Speaking to the U.N. General Assembly, Obama told his audience that “it is the obligation of all leaders, in all countries, to speak out forcefully against violence and extremism.” He also made clear that the United States would “do what we must to prevent Iran from obtaining a nuclear weapon.”

“It is time to marginalize those who — even when not resorting to violence — use hatred of America, or the West, or Israel as a central principle of politics,” Obama said in the fourth such address of his presidency. “For that only gives cover, and sometimes makes excuses, for those who resort to violence.”
Obama used his address to defend the U.S. role in the Middle East and North Africa to an extent he has not done before, calling for help from those diplomats gathered in ensuring that the unpredictable political transition underway ends in democratic government and economic opportunity. He cited the violent war for Syria, the Palestinian national movement and other regional struggles to reaffirm American support for those seeking freedom.

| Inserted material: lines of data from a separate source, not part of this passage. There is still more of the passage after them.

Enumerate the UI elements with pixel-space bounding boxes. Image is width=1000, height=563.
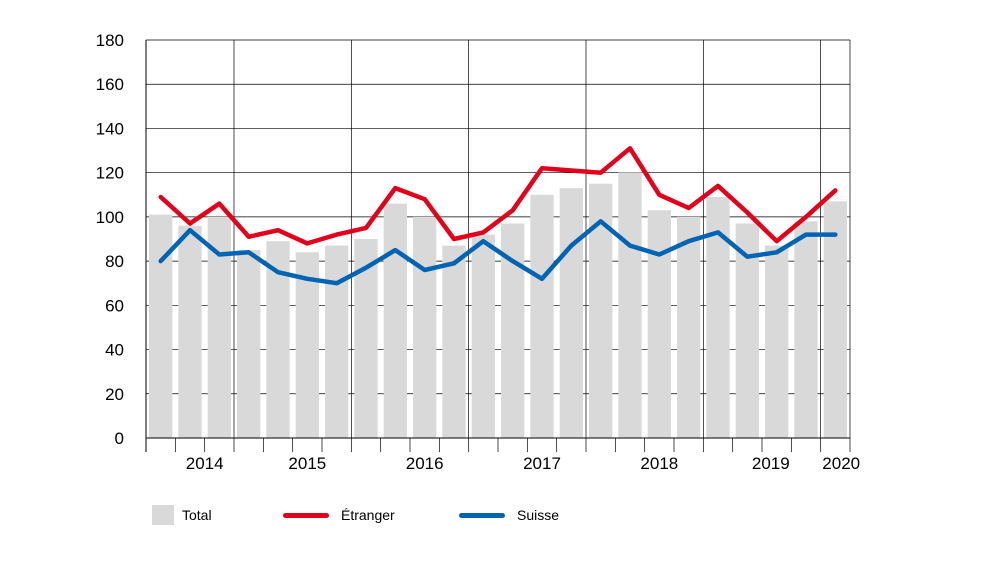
bar-total: [501, 223, 525, 438]
legend-item-suisse: Suisse: [459, 503, 559, 527]
bar-total: [735, 223, 759, 438]
legend-swatch-suisse: [459, 512, 505, 518]
legend-label-etranger: Étranger: [341, 507, 395, 523]
bar-total: [794, 221, 818, 438]
bar-total: [178, 225, 202, 438]
y-tick-label: 120: [96, 164, 124, 183]
line-etranger: [158, 146, 838, 246]
bar-total: [559, 188, 583, 438]
bar-total: [589, 183, 613, 438]
legend-label-suisse: Suisse: [517, 507, 560, 523]
y-tick-label: 100: [96, 208, 124, 227]
bar-total: [149, 214, 173, 438]
x-tick-label: 2016: [406, 454, 444, 473]
bar-total: [765, 245, 789, 438]
legend: Total Étranger Suisse: [0, 503, 1000, 527]
bar-total: [383, 203, 407, 438]
x-tick-label: 2017: [523, 454, 561, 473]
y-tick-label: 60: [105, 296, 124, 315]
bar-total: [266, 241, 290, 438]
bar-total: [677, 216, 701, 438]
y-tick-label: 80: [105, 252, 124, 271]
x-tick-label: 2015: [288, 454, 326, 473]
legend-label-total: Total: [182, 507, 212, 523]
legend-swatch-etranger: [283, 512, 329, 518]
x-tick-label: 2019: [752, 454, 790, 473]
legend-item-etranger: Étranger: [283, 503, 395, 527]
bar-total: [706, 196, 730, 438]
bar-total: [413, 216, 437, 438]
bar-total: [471, 234, 495, 438]
x-tick-label: 2018: [640, 454, 678, 473]
y-tick-label: 160: [96, 75, 124, 94]
bar-total: [295, 252, 319, 438]
y-tick-label: 20: [105, 385, 124, 404]
bar-total: [354, 239, 378, 438]
bar-total: [618, 172, 642, 438]
x-tick-label: 2020: [822, 454, 860, 473]
y-tick-label: 40: [105, 341, 124, 360]
bar-total: [530, 194, 554, 438]
legend-swatch-total: [152, 505, 174, 525]
bar-total: [207, 216, 231, 438]
bar-total: [647, 210, 671, 438]
bar-total: [823, 201, 847, 438]
y-tick-label: 140: [96, 119, 124, 138]
y-tick-label: 0: [115, 429, 124, 448]
bar-total: [442, 245, 466, 438]
y-tick-label: 180: [96, 31, 124, 50]
x-tick-label: 2014: [186, 454, 224, 473]
bar-total: [237, 250, 261, 438]
legend-item-total: Total: [152, 503, 212, 527]
line-suisse: [158, 219, 838, 286]
bar-total: [325, 245, 349, 438]
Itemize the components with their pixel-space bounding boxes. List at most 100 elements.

But Obama also acknowledged what he described as “the tensions between the West and an Arab World moving to democracy,” which he said have surfaced again in the recent attacks on Americans in Libya and Egypt.
He said they must be “honestly addressed,” then presented a strong defense of such democratic values as free speech that he said should not be sacrificed despite the new challenges presented to governments and beliefs in the information age.
“Just as we cannot solve every problem in the world, the United States has not, and will not, seek to dictate the outcome of democratic transitions abroad, and we do not expect other nations to agree with us on every issue,” Obama said.
The attacks on Sept. 11 killed four American diplomats in Benghazi, Libya, including Ambassador J. Christopher Stevens, whom Obama described in his Tuesday address as the embodiment of the values the United States and the United Nations must defend.
The assault that killed him appeared organized, and it came amid a broader protest across much of the Muslim world against a made-in-the-U.S. Internet video disparaging Islam. Obama called the video “crude and disgusting” in his speech.
As the presidential campaign enters a decisive phase, Republican nominee Mitt Romney has used the attacks to launch a wider criticism of Obama’s foreign policy — and the outreach to the Muslim world that has been a key part of it. Obama has sought to downplay the unrest, calling it a “bump in the road” in a weekend interview with “60 Minutes.”
Obama has often used his annual address to the U.N. General Assembly to outline longer-term ambitions and U.S. policy goals for the year ahead.
It is a large stage he has sought to fill in the past, and his roughly 30-minute speech this year looked more back than forward, presenting a broad inventory of the changes taking place in countries long locked up in dictatorship.